Joy and Mary were two World War 2 pilots. They flew planes before any navigation system was installed. Both of them were part of the only 168 ‘Attagirls’ who served. Women in the Air Transport Auxiliary were the first in Britain to claim equal pay
Joy Lofthouse decided to join the ATA after her sister and her saw an ad in a magazine which was seeking women to learn how to fly. Only 17 out of 2,000 applicants were accepted, including Joy, who had never even driven a car, and her sister Yvonne. Her job was to deliver aircraft from factories where they were made to the airfields where they were to be flown from by Royal Air Force pilots. Lofthouse flew 38 different types of aircrafts. After World War 2, Joy became a teacher.

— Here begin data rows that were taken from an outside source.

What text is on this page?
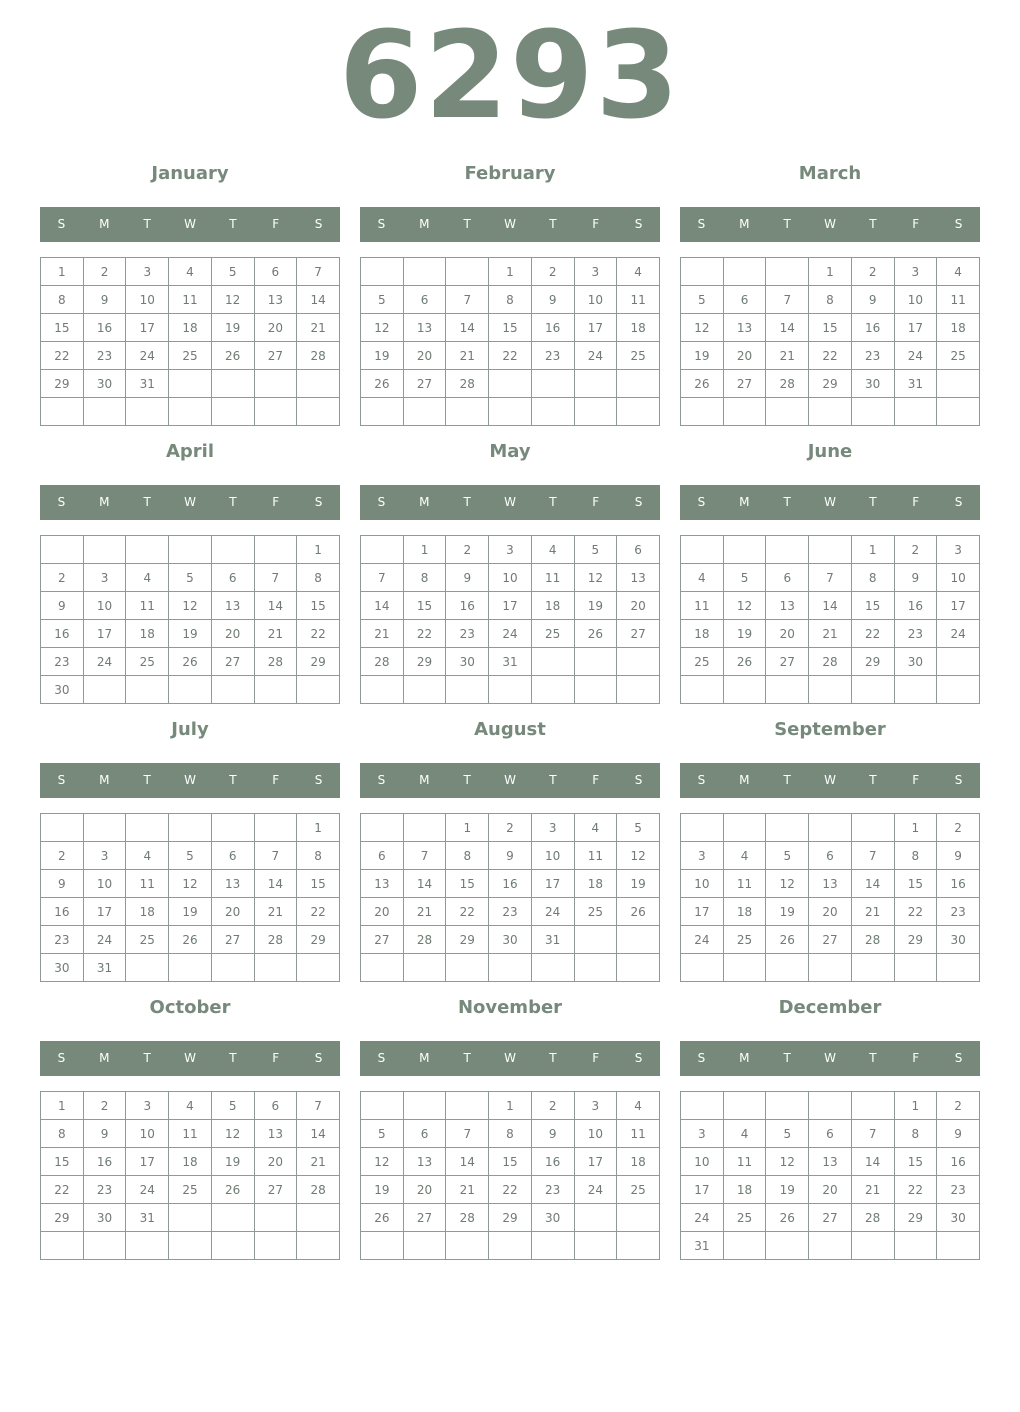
6293
January
S	M	T	W	T	F	S
1	2	3	4	5	6	7
8	9	10	11	12	13	14
15	16	17	18	19	20	21
22	23	24	25	26	27	28
29	30	31				

February
S	M	T	W	T	F	S
			1	2	3	4
5	6	7	8	9	10	11
12	13	14	15	16	17	18
19	20	21	22	23	24	25
26	27	28				

March
S	M	T	W	T	F	S
			1	2	3	4
5	6	7	8	9	10	11
12	13	14	15	16	17	18
19	20	21	22	23	24	25
26	27	28	29	30	31	

April
S	M	T	W	T	F	S
						1
2	3	4	5	6	7	8
9	10	11	12	13	14	15
16	17	18	19	20	21	22
23	24	25	26	27	28	29
30						
May
S	M	T	W	T	F	S
	1	2	3	4	5	6
7	8	9	10	11	12	13
14	15	16	17	18	19	20
21	22	23	24	25	26	27
28	29	30	31			

June
S	M	T	W	T	F	S
				1	2	3
4	5	6	7	8	9	10
11	12	13	14	15	16	17
18	19	20	21	22	23	24
25	26	27	28	29	30	

July
S	M	T	W	T	F	S
						1
2	3	4	5	6	7	8
9	10	11	12	13	14	15
16	17	18	19	20	21	22
23	24	25	26	27	28	29
30	31					
August
S	M	T	W	T	F	S
		1	2	3	4	5
6	7	8	9	10	11	12
13	14	15	16	17	18	19
20	21	22	23	24	25	26
27	28	29	30	31		

September
S	M	T	W	T	F	S
					1	2
3	4	5	6	7	8	9
10	11	12	13	14	15	16
17	18	19	20	21	22	23
24	25	26	27	28	29	30

October
S	M	T	W	T	F	S
1	2	3	4	5	6	7
8	9	10	11	12	13	14
15	16	17	18	19	20	21
22	23	24	25	26	27	28
29	30	31				

November
S	M	T	W	T	F	S
			1	2	3	4
5	6	7	8	9	10	11
12	13	14	15	16	17	18
19	20	21	22	23	24	25
26	27	28	29	30		

December
S	M	T	W	T	F	S
					1	2
3	4	5	6	7	8	9
10	11	12	13	14	15	16
17	18	19	20	21	22	23
24	25	26	27	28	29	30
31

At 92 years old, Joy Lofthouse flew a Spitfire more than 70 years since her last flight. It was to commemorate the 70th anniversary of Victory in Europe Day, generally known as VE Day. The allies formally recognised Germany’s surrender on the 8th of May. Lofthouse passed away on the 16th of November 2017 at the age of 94. She was one of the final two surviving World War Two Spitfire Girls and will aways be remembered here at Virago as a powerful and inspiring woman.
Mary Ellis is the last known surviving pilot of the ATA. She joined the ATA in 1941, after hearing an advert for women pilots on BBC radio. Mary flew 76 different types of planes and most of the time, without any instruction at all. All she had was a compass, stopwatch and map to find the airfields.
The veteran celebrated her 100th birthday in February 2017. After flying the Spitfire again few months ago, Ellis told the BBC this particular airplane was a symbol of freedom. She has been awarded the Freedom of Isle of Wight at a council meeting in Newport earlier this year.
To mark 100 years of the Royal Air Force brothers Ewan and Colin McGregor met these two female WW2 pilots for a BBC documentary.